Car l'empreinte de la Mort est avant tout un film dramatique comme il en a fait rarement. Martinez étant l'un des rares réalisateurs (avec Ringo Lam, justement) à avoir su le diriger d'abord comme un acteur et pour ses qualités dramatiques justement. Il est l'un des seuls à avoir osé le pousser hors de sa zone de confort pour faire ressortir une décharge émotionnelle comme on en a rarement vu dans ses précédents rôles. Le scénario en lui même est riche en moments émotionnels forts ce qui tombe très bien. L'acteur ne s'est jamais autant mis à nu, laissant libre cours à ses sentiments. La caméra de Martinez s'attarde longuement sur ses rides, les cernes autour des yeux et ce regard profond, revenu de tout qui est autant celui du personnage que celui de l'acteur lui même. 
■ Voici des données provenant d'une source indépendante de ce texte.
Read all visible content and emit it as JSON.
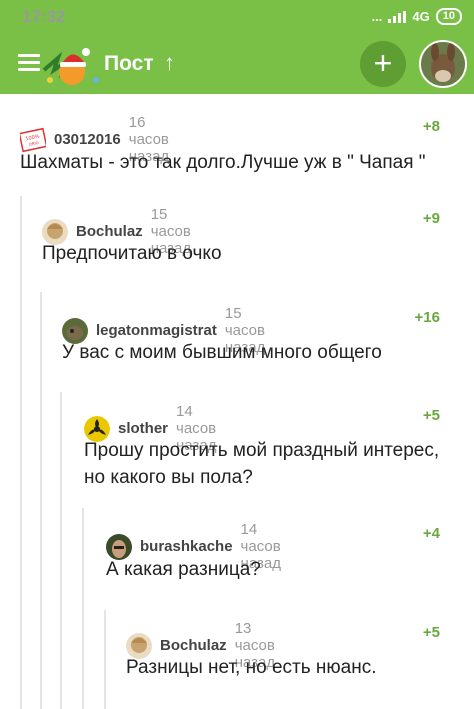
{
  "status": {
    "time": "17:32",
    "dots": "...",
    "network": "4G",
    "battery": "10"
  },
  "appbar": {
    "title": "Пост",
    "colors": {
      "bar": "#7ac046",
      "add_button": "#5e9e33",
      "rating": "#6aa83f"
    }
  },
  "comments": [
    {
      "author": "03012016",
      "time": "16 часов назад",
      "rating": "+8",
      "text": "Шахматы - это так долго.Лучше уж в \" Чапая \""
    },
    {
      "author": "Bochulaz",
      "time": "15 часов назад",
      "rating": "+9",
      "text": "Предпочитаю в очко"
    },
    {
      "author": "legatonmagistrat",
      "time": "15 часов назад",
      "rating": "+16",
      "text": "У вас с моим бывшим много общего"
    },
    {
      "author": "slother",
      "time": "14 часов назад",
      "rating": "+5",
      "text": "Прошу простить мой праздный интерес, но какого вы пола?"
    },
    {
      "author": "burashkache",
      "time": "14 часов назад",
      "rating": "+4",
      "text": "А какая разница?"
    },
    {
      "author": "Bochulaz",
      "time": "13 часов назад",
      "rating": "+5",
      "text": "Разницы нет, но есть нюанс."
    }
  ]
}
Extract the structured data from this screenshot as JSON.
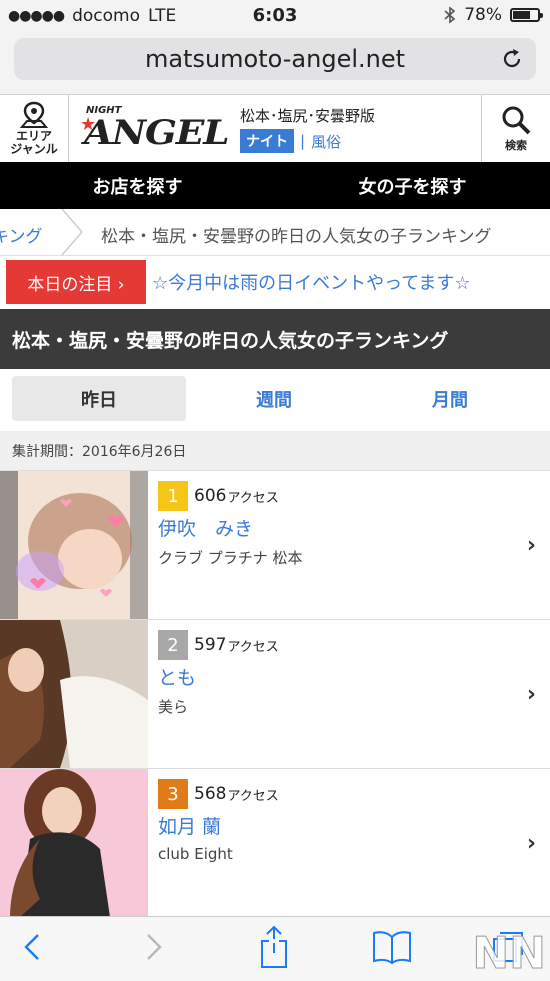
{
  "status_bar": {
    "carrier": "docomo",
    "network": "LTE",
    "time": "6:03",
    "battery": "78%",
    "battery_level": 0.78
  },
  "browser": {
    "url": "matsumoto-angel.net"
  },
  "header": {
    "area_label_1": "エリア",
    "area_label_2": "ジャンル",
    "logo_top": "NIGHT",
    "logo_main": "ANGEL",
    "region": "松本･塩尻･安曇野版",
    "cat_night": "ナイト",
    "cat_sep": "|",
    "cat_fuzoku": "風俗",
    "search_label": "検索"
  },
  "nav": {
    "shops": "お店を探す",
    "girls": "女の子を探す"
  },
  "breadcrumb": {
    "prev": "キング",
    "current": "松本・塩尻・安曇野の昨日の人気女の子ランキング"
  },
  "notice": {
    "tag": "本日の注目 ›",
    "text": "☆今月中は雨の日イベントやってます☆"
  },
  "section_title": "松本・塩尻・安曇野の昨日の人気女の子ランキング",
  "tabs": {
    "yesterday": "昨日",
    "week": "週間",
    "month": "月間"
  },
  "period": "集計期間：2016年6月26日",
  "ranking": [
    {
      "rank": "1",
      "access": "606",
      "unit": "アクセス",
      "name": "伊吹　みき",
      "shop": "クラブ プラチナ 松本",
      "badge_color": "#f5c518"
    },
    {
      "rank": "2",
      "access": "597",
      "unit": "アクセス",
      "name": "とも",
      "shop": "美ら",
      "badge_color": "#a8a8a8"
    },
    {
      "rank": "3",
      "access": "568",
      "unit": "アクセス",
      "name": "如月 蘭",
      "shop": "club Eight",
      "badge_color": "#e07b1a"
    }
  ],
  "watermark": "NN"
}
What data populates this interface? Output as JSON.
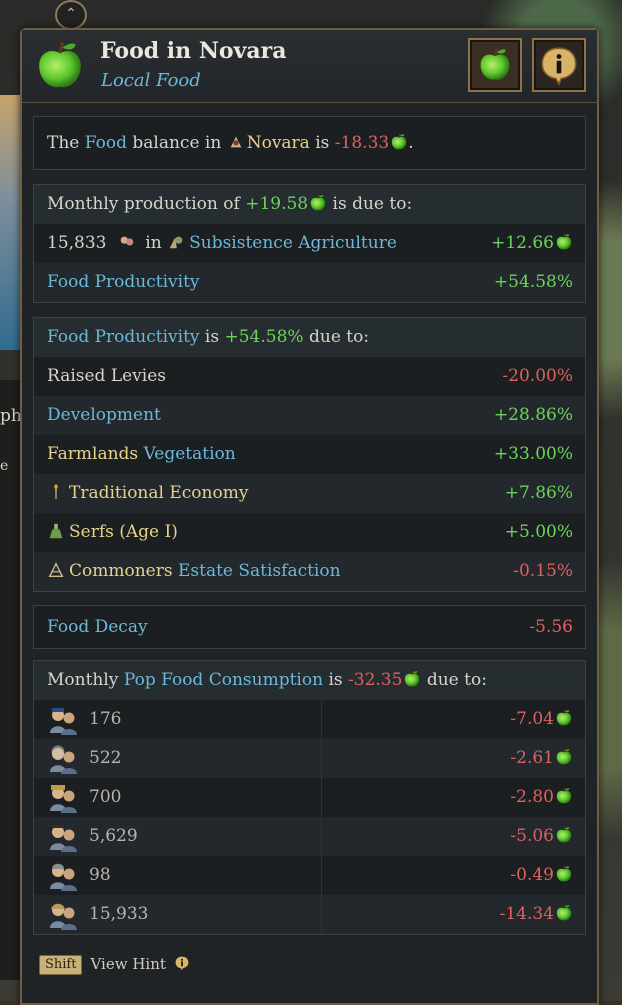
{
  "header": {
    "title": "Food in Novara",
    "subtitle": "Local Food"
  },
  "balance": {
    "pre": "The ",
    "food": "Food",
    "mid": " balance in ",
    "location": "Novara",
    "is": " is ",
    "value": "-18.33",
    "end": "."
  },
  "production": {
    "pre": "Monthly production of ",
    "value": "+19.58",
    "post": " is due to:",
    "pops": "15,833",
    "in": " in ",
    "source": "Subsistence Agriculture",
    "source_value": "+12.66",
    "productivity_label": "Food Productivity",
    "productivity_value": "+54.58%"
  },
  "productivity": {
    "label": "Food Productivity",
    "is": " is ",
    "value": "+54.58%",
    "post": " due to:",
    "items": [
      {
        "label": "Raised Levies",
        "value": "-20.00%"
      },
      {
        "label": "Development",
        "value": "+28.86%"
      },
      {
        "label_a": "Farmlands",
        "label_b": "Vegetation",
        "value": "+33.00%"
      },
      {
        "label": "Traditional Economy",
        "value": "+7.86%"
      },
      {
        "label": "Serfs (Age I)",
        "value": "+5.00%"
      },
      {
        "label_a": "Commoners",
        "label_b": "Estate Satisfaction",
        "value": "-0.15%"
      }
    ]
  },
  "decay": {
    "label": "Food Decay",
    "value": "-5.56"
  },
  "consumption": {
    "pre": "Monthly ",
    "label": "Pop Food Consumption",
    "is": " is ",
    "value": "-32.35",
    "post": " due to:",
    "rows": [
      {
        "count": "176",
        "value": "-7.04"
      },
      {
        "count": "522",
        "value": "-2.61"
      },
      {
        "count": "700",
        "value": "-2.80"
      },
      {
        "count": "5,629",
        "value": "-5.06"
      },
      {
        "count": "98",
        "value": "-0.49"
      },
      {
        "count": "15,933",
        "value": "-14.34"
      }
    ]
  },
  "footer": {
    "key": "Shift",
    "hint": "View Hint"
  },
  "background": {
    "partial_text_1": "ph",
    "partial_text_2": "e"
  },
  "colors": {
    "positive": "#6ed35c",
    "negative": "#e06060",
    "link": "#6db8d8",
    "gold": "#e8d28c"
  }
}
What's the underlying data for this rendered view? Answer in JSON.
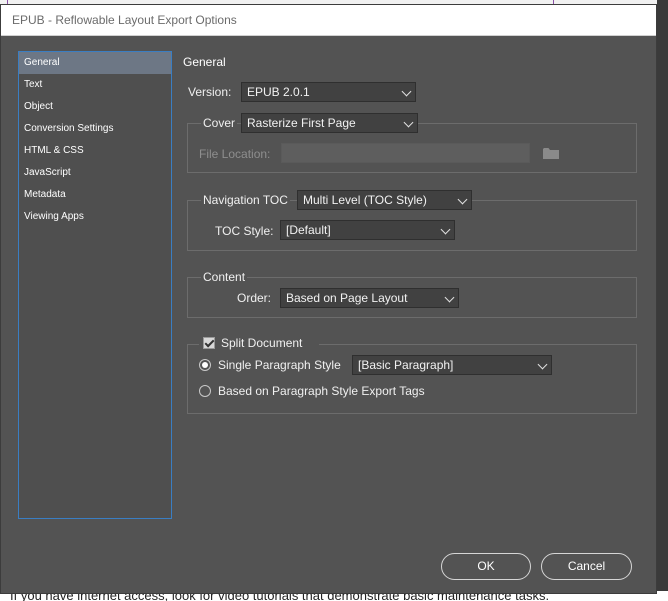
{
  "window": {
    "title": "EPUB - Reflowable Layout Export Options"
  },
  "background": {
    "footer_text": "If you have internet access, look for video tutorials that demonstrate basic maintenance tasks."
  },
  "sidebar": {
    "items": [
      {
        "label": "General"
      },
      {
        "label": "Text"
      },
      {
        "label": "Object"
      },
      {
        "label": "Conversion Settings"
      },
      {
        "label": "HTML & CSS"
      },
      {
        "label": "JavaScript"
      },
      {
        "label": "Metadata"
      },
      {
        "label": "Viewing Apps"
      }
    ],
    "selected": "General"
  },
  "panel": {
    "heading": "General",
    "version": {
      "label": "Version:",
      "value": "EPUB 2.0.1"
    },
    "cover": {
      "label": "Cover",
      "value": "Rasterize First Page",
      "file_location_label": "File Location:",
      "file_location_value": ""
    },
    "navigation": {
      "label": "Navigation TOC",
      "value": "Multi Level (TOC Style)",
      "toc_style_label": "TOC Style:",
      "toc_style_value": "[Default]"
    },
    "content": {
      "label": "Content",
      "order_label": "Order:",
      "order_value": "Based on Page Layout"
    },
    "split": {
      "label": "Split Document",
      "checked": true,
      "single_label": "Single Paragraph Style",
      "single_value": "[Basic Paragraph]",
      "tags_label": "Based on Paragraph Style Export Tags",
      "selected_option": "Single Paragraph Style"
    }
  },
  "buttons": {
    "ok": "OK",
    "cancel": "Cancel"
  },
  "colors": {
    "dialog_bg": "#535353",
    "selection": "#6d7785",
    "sidebar_border": "#3a7ec3"
  }
}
Bien sûr, Martinez n'oublie pas les affaires non plus et boucle un film d'action haletant et bien ficelé. Le réalisateur, même s'il n'est clairement pas un visionnaire compense ses lacunes par une cinéphilie et une profonde connaissance des codes du genre qui suintent par toutes les images du film. Ce film est avant tout un recyclage de tout ce qui se fait de mieux dans le cinéma d'action, que ce soit dans les flingages à la John Woo, les plans tarantinesques dans un coffre de voiture, du montage ultra cut des Tony scott ou Michael Bay sans oublier les gueules de mafieux et la violence fulgurante d'un Scorcese. A ce sujet, l'un des atouts du film est qu'il ne lésine pas dans l'hémoglobine et ajoute à la noirceur du film par des scènes parfois limites mais qui fonctionnent hyper bien et servent à donner plus de relief aux personnages à l'image de cette tête de chinois qui gicle sous le coup d'un fusil à pompe tiré à bout portant et cette scène de torture à la perceuse par les amis du héros afin de soutirer des infos, Sicilian Style. 

Ce patchwok, s'il ne marche pas tout le temps reste tout de même assez cohérent et bien foutu pour constituer une pépite de la série B bourrine qui ne cherche pas à révolutionner le genre mais plutôt à l'étreindre à pleins bras. Si défauts il y a c'est au niveau du rythme qui n'évite pas certaines redondances. Mis à part ça, c'est de l'excellent travail de la part de Philippe Martinez, aussi à l'aise dans les scènes d'action que dans celles plus intimistes.  Du très grand JCVD et une pierre angulaire dans sa filmo.